Fourth quarter revenue fell 10% to $758 million from $843 million the year before.
The company intends to close eight facilities, consolidate or rearrange and improve the workflow in 20 others, and move production assets among some of its plants. These activities are designed to reduce existing overcapacity, as well as improve standardisation and efficiency in its global manufacturing, distribution and logistics operations.
Tenneco expects to substantially complete these actions by the end of the first quarter of 2003, and anticipates they will generate $11 million in savings during 2002, and $30 million in annualised savings beginning in 2004.
Up to 900 workers in Europe and North America would be affected, the company said.

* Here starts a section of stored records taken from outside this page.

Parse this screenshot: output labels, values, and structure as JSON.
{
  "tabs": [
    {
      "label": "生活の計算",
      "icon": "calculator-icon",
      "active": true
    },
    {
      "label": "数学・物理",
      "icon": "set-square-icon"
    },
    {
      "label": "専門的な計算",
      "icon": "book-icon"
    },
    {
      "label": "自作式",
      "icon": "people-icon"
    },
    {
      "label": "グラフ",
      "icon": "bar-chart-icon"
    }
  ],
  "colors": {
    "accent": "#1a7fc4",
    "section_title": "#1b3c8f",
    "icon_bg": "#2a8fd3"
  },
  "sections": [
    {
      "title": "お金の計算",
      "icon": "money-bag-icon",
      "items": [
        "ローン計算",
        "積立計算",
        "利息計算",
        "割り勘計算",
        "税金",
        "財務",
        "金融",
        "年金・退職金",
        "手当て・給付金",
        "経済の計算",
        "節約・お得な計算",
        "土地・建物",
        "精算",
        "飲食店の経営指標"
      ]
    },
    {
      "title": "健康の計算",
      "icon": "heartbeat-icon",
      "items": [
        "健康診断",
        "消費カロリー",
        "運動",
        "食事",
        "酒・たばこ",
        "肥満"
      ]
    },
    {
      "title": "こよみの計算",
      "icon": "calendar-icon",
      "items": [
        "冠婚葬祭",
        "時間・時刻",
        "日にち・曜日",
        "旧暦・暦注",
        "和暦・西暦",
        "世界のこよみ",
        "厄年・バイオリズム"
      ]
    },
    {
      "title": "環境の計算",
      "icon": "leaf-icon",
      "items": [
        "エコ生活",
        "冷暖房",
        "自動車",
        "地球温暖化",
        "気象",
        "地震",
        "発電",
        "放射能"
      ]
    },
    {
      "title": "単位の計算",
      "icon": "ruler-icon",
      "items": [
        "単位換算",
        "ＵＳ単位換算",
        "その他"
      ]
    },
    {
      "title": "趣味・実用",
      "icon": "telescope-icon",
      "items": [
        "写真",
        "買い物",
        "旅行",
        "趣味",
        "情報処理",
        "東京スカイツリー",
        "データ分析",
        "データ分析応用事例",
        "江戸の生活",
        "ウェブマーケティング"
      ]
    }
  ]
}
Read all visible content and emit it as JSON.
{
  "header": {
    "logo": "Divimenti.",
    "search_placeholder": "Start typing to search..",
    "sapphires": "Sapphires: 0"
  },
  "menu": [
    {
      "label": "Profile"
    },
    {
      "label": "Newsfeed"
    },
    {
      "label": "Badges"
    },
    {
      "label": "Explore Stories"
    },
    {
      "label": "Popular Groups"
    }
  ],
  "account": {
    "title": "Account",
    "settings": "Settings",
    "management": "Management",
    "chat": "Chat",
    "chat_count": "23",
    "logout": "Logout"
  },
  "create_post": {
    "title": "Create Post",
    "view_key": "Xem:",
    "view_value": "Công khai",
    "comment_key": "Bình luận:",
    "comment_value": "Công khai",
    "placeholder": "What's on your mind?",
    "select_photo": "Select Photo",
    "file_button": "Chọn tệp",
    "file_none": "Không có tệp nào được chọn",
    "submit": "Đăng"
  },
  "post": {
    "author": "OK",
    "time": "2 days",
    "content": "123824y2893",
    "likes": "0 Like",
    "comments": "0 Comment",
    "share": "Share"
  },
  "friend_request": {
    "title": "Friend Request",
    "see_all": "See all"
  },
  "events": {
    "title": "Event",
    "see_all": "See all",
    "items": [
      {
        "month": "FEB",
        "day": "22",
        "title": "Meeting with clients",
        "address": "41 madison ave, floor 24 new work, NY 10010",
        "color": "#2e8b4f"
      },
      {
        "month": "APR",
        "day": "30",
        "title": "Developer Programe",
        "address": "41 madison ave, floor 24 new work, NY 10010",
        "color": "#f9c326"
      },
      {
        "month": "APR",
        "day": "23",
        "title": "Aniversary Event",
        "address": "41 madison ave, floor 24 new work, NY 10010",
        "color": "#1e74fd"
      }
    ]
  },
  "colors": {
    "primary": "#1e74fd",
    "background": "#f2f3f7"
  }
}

Tenneco employs 21,600 workers worldwide.
“Our strengthening aftermarket operations in both North America and Europe helped improve our operating performance and narrow the profitability gap in the fourth quarter,” said Mark P. Frissora, chairman and CEO of Tenneco Automotive. “This is particularly significant given the year-over-year volume declines seen across the industry.”
For the full year 2001, Tenneco Automotive reported a net loss of $130 million, or $3.43 per share, compared with a net loss of $41 million, or $1.18 per share in 2000. Excluding charges and other items, the company posted a net loss of $18 million or 48-cents per share in 2001, versus income of $4 million or 10-cents per share in 2000.
Revenues for 2001 were off five percent to $3.36 billion. On an adjusted basis, 2001 revenues were off 10%.
“Current industry and global economic trends point to yet another challenging year ahead,” Frissora said. “However, we intend to counter these conditions by remaining aggressively vigilant on the cost side of the business and continuing to focus on cash flow. We will also look to offset anticipated volume declines by pursuing new business in our aftermarket business, as well as by continuing to introduce advanced technology solutions for our OE customers worldwide.”